Autumn (John Clare poem)

Autumn (John Clare poem) The Sublime

Throughout this guide, we refer to the final stanza of “Autumn” as depicting an experience of the “sublime.” The sublime was an extremely important idea in the eighteenth and nineteenth century. The term is a little hard to pin down, but the critic Martin Price defines it as “an experience of transcendence, a surpassing of convention or reasonable limits, an attempt to come to terms with the unimaginable.” In an increasingly secular world, where the mysteries of religion were being displaced by scientific rationalism, the sublime became an appealing alternative to a life governed purely by natural order. Without requiring belief in a specific God, the sublime asserted that the world still had room for transcendent, mysterious, and inexpressible experiences.

For the Romantic poets, the sublime was encountered in the natural world, especially in the vastness of the mountains and the sea. Crucially, it is not synonymous with “beautiful.” Sublime is closer to awe-inspiring, but the experience was also associated with feelings of terror. Furthermore, although many Romantic poets valued the natural world for its ability to stimulate awe, they were not always especially close or accurate observers of the landscape. They often included fantasy figures like elves and fairies in their versions of the landscape, and also emphasizes human presence, especially ruins, to create a sense of historical depth and excitement. Arguably, many of these poets were as enamored with their own imaginations as they were with the natural world.

Clare, in contrast, was a remarkably close observer of the natural world, and he almost always avoided incorporating fantasy elements in his poetry. Indeed, he mocked his contemporary Keats for seeking “behind every rose bush…a Venus and under every laurel a thrumming Apollo.” Keats came from the city, and saw the natural landscape as an exciting place to escape the stresses of modern life and let the imagination run free. For Clare, who grew up as a peasant, the countryside was home. It was beautiful, but it was also intertwined with economic and social issues. His investment in the reality of the countryside has led some critics to see Clare as more of a “picturesque” than “sublime” poet—more interested in creating a true-to-life picture of the countryside and its beauty than soaring accounts of its capacity to inspire awe. Furthermore, he likely never saw the mountains or the sea, those vast natural vistas that were most compelling for the other Romantics. The English countryside, with its farmland and little villages, was at a much smaller scale, and always a less popular subject matter for sublime poets.
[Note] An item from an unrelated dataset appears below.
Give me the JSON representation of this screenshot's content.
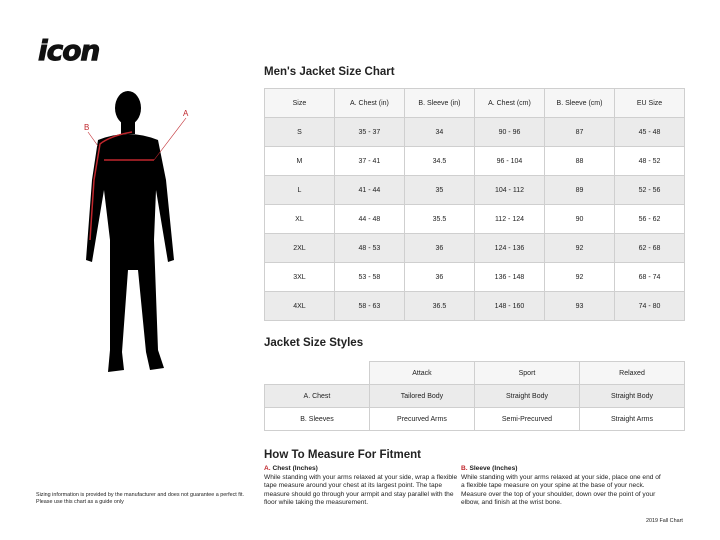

However, the final stanza of “Autumn” clearly depicts a sublime experience. The light of the sun transforms the landscape into a strange and overwhelming place. The burning hot ground would be out of place in a depiction of a pretty country landscape—this is a more intense, bizarre experience, one which cannot be fully contained in the word “beautiful.” The reference to “Eternity” in the final line even more closely adheres to Martin’s definition of the sublime as an encounter with the “unimaginable” or with things that surpass “reasonable limits.” By juxtaposing this sublime experience with his careful description of the material world, Clare suggests that one does not need fantasy creatures or vast vistas to encounter the sublime. The mysterious and the transcendent can be found in the ordinary English countryside, if one knows how to look.